VIDEO – Bullet Ballet de Tsukamoto Shinya

Posté le 24 juin 2023 par

Après les excès visuels et sensoriels de sa Tokyo Trilogy composée de Tetsuo, Tetsuo II et Tokyo Fist, le réalisateur japonais reste dans la capitale nippone pour un long-métrage formellement aux antipodes de ses premiers films, Bullet Ballet. Mais si sur la forme il semble s’être assagi, sur le fond, il n’a rien perdu de sa force de frappe, aussi violente que profondément nihiliste et désenchantée. Et c’est évidemment à (re)découvrir dans le coffret édité par Carlotta Films.

Dans ses précédents longs-métrages, Tsukamoto Shinya dressait le portrait, en leur prêtant son visage, de personnages vivant dans la mégalopole tokyoïte,  menant une existence morose et sans aucun éclat. Des individus vides, exsangues mais qui voyaient leur quotidien chamboulé par l’irruption d’un élément fantastique. Elément qui les transformait soit en monstre de métal ultra violent et sexué, dans Tetsuo premier du nom, soit en demi dieu d’un monde sous-terrain cauchemardesque, dans la  suite Tetsuo II. Et lorsque Tsukamoto mettait de côté ces orgies de métal, c’était dans Tokyo Fist avec son salaryman qui se (re)découvrait une masculinité exacerbée au contact d’un ami plus ou moins bien intentionné, le tout dans un maelström de mâchoires brisées et de crochets du droit. Sa trilogie Tokyo étant finie, le metteur en scène pouvait désormais s’atteler à autre sujet qui lui tient à cœur.

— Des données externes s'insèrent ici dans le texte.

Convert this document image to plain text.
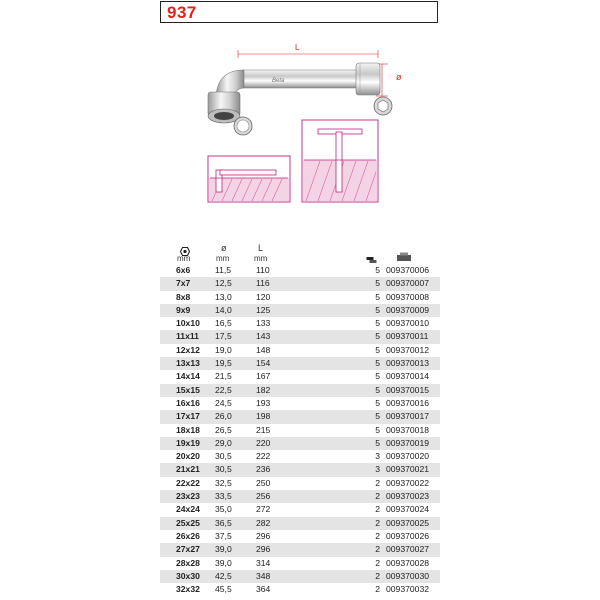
937
L
ø
Beta
mm
ø
mm
L
mm
6x6	11,5	110	5 009370006
7x7	12,5	116	5 009370007
8x8	13,0	120	5 009370008
9x9	14,0	125	5 009370009
10x10	16,5	133	5 009370010
11x11	17,5	143	5 009370011
12x12	19,0	148	5 009370012
13x13	19,5	154	5 009370013
14x14	21,5	167	5 009370014
15x15	22,5	182	5 009370015
16x16	24,5	193	5 009370016
17x17	26,0	198	5 009370017
18x18	26,5	215	5 009370018
19x19	29,0	220	5 009370019
20x20	30,5	222	3 009370020
21x21	30,5	236	3 009370021
22x22	32,5	250	2 009370022
23x23	33,5	256	2 009370023
24x24	35,0	272	2 009370024
25x25	36,5	282	2 009370025
26x26	37,5	296	2 009370026
27x27	39,0	296	2 009370027
28x28	39,0	314	2 009370028
30x30	42,5	348	2 009370030
32x32	45,5	364	2 009370032
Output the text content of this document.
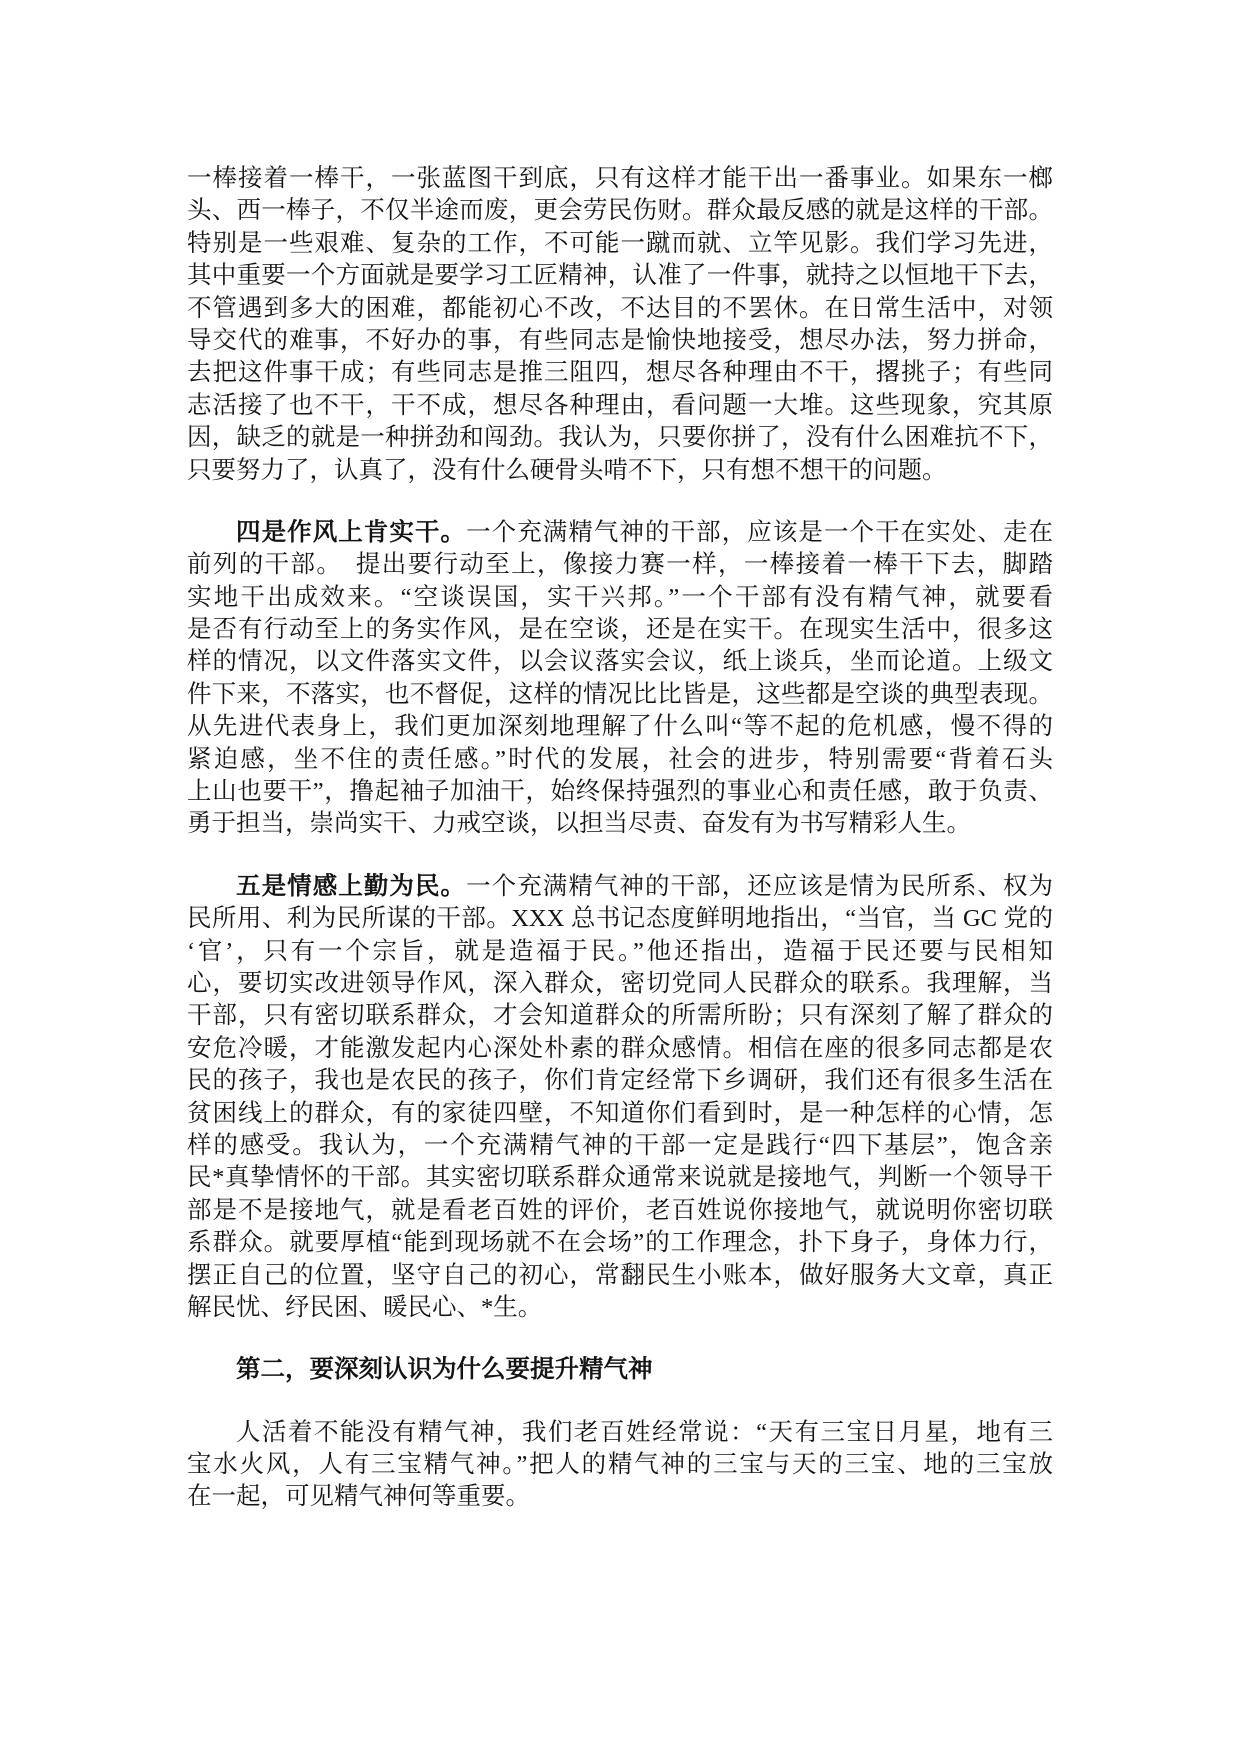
一棒接着一棒干，一张蓝图干到底，只有这样才能干出一番事业。如果东一榔
头、西一棒子，不仅半途而废，更会劳民伤财。群众最反感的就是这样的干部。
特别是一些艰难、复杂的工作，不可能一蹴而就、立竿见影。我们学习先进，
其中重要一个方面就是要学习工匠精神，认准了一件事，就持之以恒地干下去，
不管遇到多大的困难，都能初心不改，不达目的不罢休。在日常生活中，对领
导交代的难事，不好办的事，有些同志是愉快地接受，想尽办法，努力拼命，
去把这件事干成；有些同志是推三阻四，想尽各种理由不干，撂挑子；有些同
志活接了也不干，干不成，想尽各种理由，看问题一大堆。这些现象，究其原
因，缺乏的就是一种拼劲和闯劲。我认为，只要你拼了，没有什么困难抗不下，
只要努力了，认真了，没有什么硬骨头啃不下，只有想不想干的问题。
四是作风上肯实干。一个充满精气神的干部，应该是一个干在实处、走在
前列的干部。　提出要行动至上，像接力赛一样，一棒接着一棒干下去，脚踏
实地干出成效来。“空谈误国，实干兴邦。”一个干部有没有精气神，就要看
是否有行动至上的务实作风，是在空谈，还是在实干。在现实生活中，很多这
样的情况，以文件落实文件，以会议落实会议，纸上谈兵，坐而论道。上级文
件下来，不落实，也不督促，这样的情况比比皆是，这些都是空谈的典型表现。
从先进代表身上，我们更加深刻地理解了什么叫“等不起的危机感，慢不得的
紧迫感，坐不住的责任感。”时代的发展，社会的进步，特别需要“背着石头
上山也要干”，撸起袖子加油干，始终保持强烈的事业心和责任感，敢于负责、
勇于担当，崇尚实干、力戒空谈，以担当尽责、奋发有为书写精彩人生。
五是情感上勤为民。一个充满精气神的干部，还应该是情为民所系、权为
民所用、利为民所谋的干部。XXX 总书记态度鲜明地指出，“当官，当 GC 党的
‘官’，只有一个宗旨，就是造福于民。”他还指出，造福于民还要与民相知
心，要切实改进领导作风，深入群众，密切党同人民群众的联系。我理解，当
干部，只有密切联系群众，才会知道群众的所需所盼；只有深刻了解了群众的
安危冷暖，才能激发起内心深处朴素的群众感情。相信在座的很多同志都是农
民的孩子，我也是农民的孩子，你们肯定经常下乡调研，我们还有很多生活在
贫困线上的群众，有的家徒四壁，不知道你们看到时，是一种怎样的心情，怎
样的感受。我认为，一个充满精气神的干部一定是践行“四下基层”，饱含亲
民*真挚情怀的干部。其实密切联系群众通常来说就是接地气，判断一个领导干
部是不是接地气，就是看老百姓的评价，老百姓说你接地气，就说明你密切联
系群众。就要厚植“能到现场就不在会场”的工作理念，扑下身子，身体力行，
摆正自己的位置，坚守自己的初心，常翻民生小账本，做好服务大文章，真正
解民忧、纾民困、暖民心、*生。
第二，要深刻认识为什么要提升精气神
人活着不能没有精气神，我们老百姓经常说：“天有三宝日月星，地有三
宝水火风，人有三宝精气神。”把人的精气神的三宝与天的三宝、地的三宝放
在一起，可见精气神何等重要。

Tsukamoto n’aime pas son pays, ou plutôt, il rejette sa société et plus particulièrement ce qu’il convient d’appeler la jeunesse japonaise. Le réalisateur est un enfant de l’après-guerre. Né en 1960, il a vu l’évolution du Japon après sa défaite, et il assiste à la lente et implacable aliénation de la population tokyoïte pour qui le travail sans répit devient la seule raison de vivre, l’effort individuel jusqu’à l’épuisement. On comprend d’où peut provenir cette volonté de dynamiter et faire exploser ce cliché de l’être humain réduit à l’état de pantin perdu dans la masse. Mais ce qui va clairement le marquer, c’est la deuxième partie des années 90, avec l’explosion de la bulle spéculative nippone et surtout le manque total d’implication ainsi que le comportement aussi rebelle qu’irresponsable de la jeunesse japonaise, et plus particulièrement à Tokyo. Une génération qui ne connait absolument rien, qui n’a jamais manqué de quoi que ce soit, mais qui semble partir à la dérive, sans aucun projet d’avenir ni envie, et qui se complaît dans la violence et la rébellion, des punk next gen dans une société toujours plus déshumanisante.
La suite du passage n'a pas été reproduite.